Minnesota Attorney General Keith Ellison, a Democrat, said in a statement Friday that he joined election officials in “strongly discouraging this unnecessary interference in Minnesota’s elections, which we have not asked for and do not welcome.”
“Federal law and state law are both clear: No one may interfere with or intimidate a voter at a polling place,” he said. “The presence of armed outside contractors at polling places would constitute intimidation and violate the law. I request this company cease and desist any planning and stop making any statements about engaging in this activity.”
Ellison added that “we don’t expect to have to enforce our laws against voter intimidation, but we will use every resource available to us and all the power of the law if we have to.”
Caudle did not respond to a request for comment Friday on Ellison’s statement.
The security guard recruitment drive comes as civil rights organizations have been warning that groups may turn up armed at the polls in an effort to patrol them and perhaps intimidate voters, encouraged by President Donald Trump’s repeated claims that the election will be rigged against him.
A Trump campaign spokesperson said the campaign had never heard of Atlas Aegis and that it was not involved in the effort.
Minnesota has been at the center of a national protest movement sparked by the death of George Floyd, an unarmed Black man killed by police in Minneapolis in May. Those protests led to the damage of hundreds of businesses amid the eruption of anger over his killing and that of other Black men and women at the hands of law enforcement.
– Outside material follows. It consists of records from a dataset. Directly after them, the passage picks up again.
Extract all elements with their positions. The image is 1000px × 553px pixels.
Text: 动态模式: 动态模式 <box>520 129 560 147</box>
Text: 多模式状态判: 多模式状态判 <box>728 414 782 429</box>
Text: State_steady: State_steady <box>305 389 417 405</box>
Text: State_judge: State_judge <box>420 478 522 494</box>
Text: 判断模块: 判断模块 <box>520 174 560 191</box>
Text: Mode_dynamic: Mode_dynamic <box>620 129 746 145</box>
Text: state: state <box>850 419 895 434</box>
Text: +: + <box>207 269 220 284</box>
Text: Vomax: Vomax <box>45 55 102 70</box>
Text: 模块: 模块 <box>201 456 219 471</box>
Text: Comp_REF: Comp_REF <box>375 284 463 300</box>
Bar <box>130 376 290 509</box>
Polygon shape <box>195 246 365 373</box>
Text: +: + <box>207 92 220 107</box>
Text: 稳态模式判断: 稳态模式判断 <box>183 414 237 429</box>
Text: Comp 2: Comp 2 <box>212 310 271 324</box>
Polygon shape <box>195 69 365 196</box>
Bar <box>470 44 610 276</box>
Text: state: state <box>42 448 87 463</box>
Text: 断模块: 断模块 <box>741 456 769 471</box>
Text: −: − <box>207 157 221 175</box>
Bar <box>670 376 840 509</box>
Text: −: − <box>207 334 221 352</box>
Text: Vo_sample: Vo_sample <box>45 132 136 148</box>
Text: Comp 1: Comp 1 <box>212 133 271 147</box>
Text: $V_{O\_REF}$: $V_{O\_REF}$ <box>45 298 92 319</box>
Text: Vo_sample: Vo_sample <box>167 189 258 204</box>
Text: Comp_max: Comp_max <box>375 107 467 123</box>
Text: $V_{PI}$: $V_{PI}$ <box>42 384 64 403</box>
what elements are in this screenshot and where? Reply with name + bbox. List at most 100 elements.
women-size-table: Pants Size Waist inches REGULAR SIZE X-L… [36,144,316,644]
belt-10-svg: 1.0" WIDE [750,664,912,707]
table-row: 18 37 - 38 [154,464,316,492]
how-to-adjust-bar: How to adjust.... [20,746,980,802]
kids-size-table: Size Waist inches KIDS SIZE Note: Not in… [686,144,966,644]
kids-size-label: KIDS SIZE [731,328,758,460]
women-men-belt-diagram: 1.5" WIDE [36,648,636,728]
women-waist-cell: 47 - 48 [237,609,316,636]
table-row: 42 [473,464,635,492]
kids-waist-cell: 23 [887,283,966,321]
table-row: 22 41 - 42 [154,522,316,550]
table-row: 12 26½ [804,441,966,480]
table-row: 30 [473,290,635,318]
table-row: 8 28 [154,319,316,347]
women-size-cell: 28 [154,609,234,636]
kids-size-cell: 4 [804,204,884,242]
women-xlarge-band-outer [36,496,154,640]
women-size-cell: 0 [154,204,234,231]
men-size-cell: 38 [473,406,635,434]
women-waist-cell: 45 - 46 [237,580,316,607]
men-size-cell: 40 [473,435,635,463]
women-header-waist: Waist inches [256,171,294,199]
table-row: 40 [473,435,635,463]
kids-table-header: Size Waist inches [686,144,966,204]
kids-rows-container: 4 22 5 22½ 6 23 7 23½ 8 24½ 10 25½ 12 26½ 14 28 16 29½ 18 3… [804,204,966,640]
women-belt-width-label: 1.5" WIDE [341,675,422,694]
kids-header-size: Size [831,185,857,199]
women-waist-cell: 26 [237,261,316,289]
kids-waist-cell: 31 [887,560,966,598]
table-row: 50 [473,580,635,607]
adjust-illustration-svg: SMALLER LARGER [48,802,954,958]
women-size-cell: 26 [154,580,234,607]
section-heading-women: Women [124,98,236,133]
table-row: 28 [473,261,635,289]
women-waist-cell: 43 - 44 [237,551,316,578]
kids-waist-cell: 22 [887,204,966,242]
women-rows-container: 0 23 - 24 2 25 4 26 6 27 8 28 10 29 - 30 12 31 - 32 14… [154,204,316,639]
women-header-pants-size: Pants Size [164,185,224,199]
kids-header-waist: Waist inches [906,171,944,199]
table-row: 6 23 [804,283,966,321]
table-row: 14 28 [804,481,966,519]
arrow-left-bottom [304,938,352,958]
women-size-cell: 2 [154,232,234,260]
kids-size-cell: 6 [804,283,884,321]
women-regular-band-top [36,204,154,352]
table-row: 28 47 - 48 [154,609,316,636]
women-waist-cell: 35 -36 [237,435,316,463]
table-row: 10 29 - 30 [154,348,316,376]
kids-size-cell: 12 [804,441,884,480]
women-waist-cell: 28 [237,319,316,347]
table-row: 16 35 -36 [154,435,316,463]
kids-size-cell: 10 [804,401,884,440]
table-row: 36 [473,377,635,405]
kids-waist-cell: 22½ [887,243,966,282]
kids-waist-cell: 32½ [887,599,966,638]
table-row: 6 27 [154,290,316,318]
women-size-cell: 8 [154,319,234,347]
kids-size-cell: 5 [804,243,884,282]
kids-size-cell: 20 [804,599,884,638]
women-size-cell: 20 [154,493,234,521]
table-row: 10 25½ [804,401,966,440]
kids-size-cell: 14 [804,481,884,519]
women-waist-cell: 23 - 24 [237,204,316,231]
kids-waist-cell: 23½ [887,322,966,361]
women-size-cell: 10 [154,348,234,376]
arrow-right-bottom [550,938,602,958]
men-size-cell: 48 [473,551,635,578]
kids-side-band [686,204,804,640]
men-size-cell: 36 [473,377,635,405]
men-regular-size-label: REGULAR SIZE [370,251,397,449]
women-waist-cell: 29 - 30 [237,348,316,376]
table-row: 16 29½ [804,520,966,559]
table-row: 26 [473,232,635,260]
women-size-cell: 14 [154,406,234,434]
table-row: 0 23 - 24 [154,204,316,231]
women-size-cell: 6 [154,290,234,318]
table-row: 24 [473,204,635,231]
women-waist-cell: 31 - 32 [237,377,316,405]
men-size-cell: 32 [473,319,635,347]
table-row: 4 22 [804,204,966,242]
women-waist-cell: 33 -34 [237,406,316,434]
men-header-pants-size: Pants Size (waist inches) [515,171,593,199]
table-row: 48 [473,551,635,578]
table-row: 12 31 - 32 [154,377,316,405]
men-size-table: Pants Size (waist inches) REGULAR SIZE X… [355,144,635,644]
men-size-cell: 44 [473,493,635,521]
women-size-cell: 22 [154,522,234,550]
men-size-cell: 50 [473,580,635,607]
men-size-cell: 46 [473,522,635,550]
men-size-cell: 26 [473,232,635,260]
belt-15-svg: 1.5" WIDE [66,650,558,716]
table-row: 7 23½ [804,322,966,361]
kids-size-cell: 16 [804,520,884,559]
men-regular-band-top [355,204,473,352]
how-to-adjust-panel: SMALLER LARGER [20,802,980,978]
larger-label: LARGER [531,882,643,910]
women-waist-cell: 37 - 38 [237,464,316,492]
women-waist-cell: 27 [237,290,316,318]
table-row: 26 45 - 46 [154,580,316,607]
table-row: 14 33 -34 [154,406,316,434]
The prospect of introducing armed guards at election sites during this sensitive moment alarmed election officials in the state. It is illegal in Minnesota for people other than voters and elections staff — or those people meeting the requirements to be a registered election “challenger” — to be within 100 feet of polling sites.
There are also laws against voter intimidation that could prevent armed civilians from being in the area even if outside the buffer.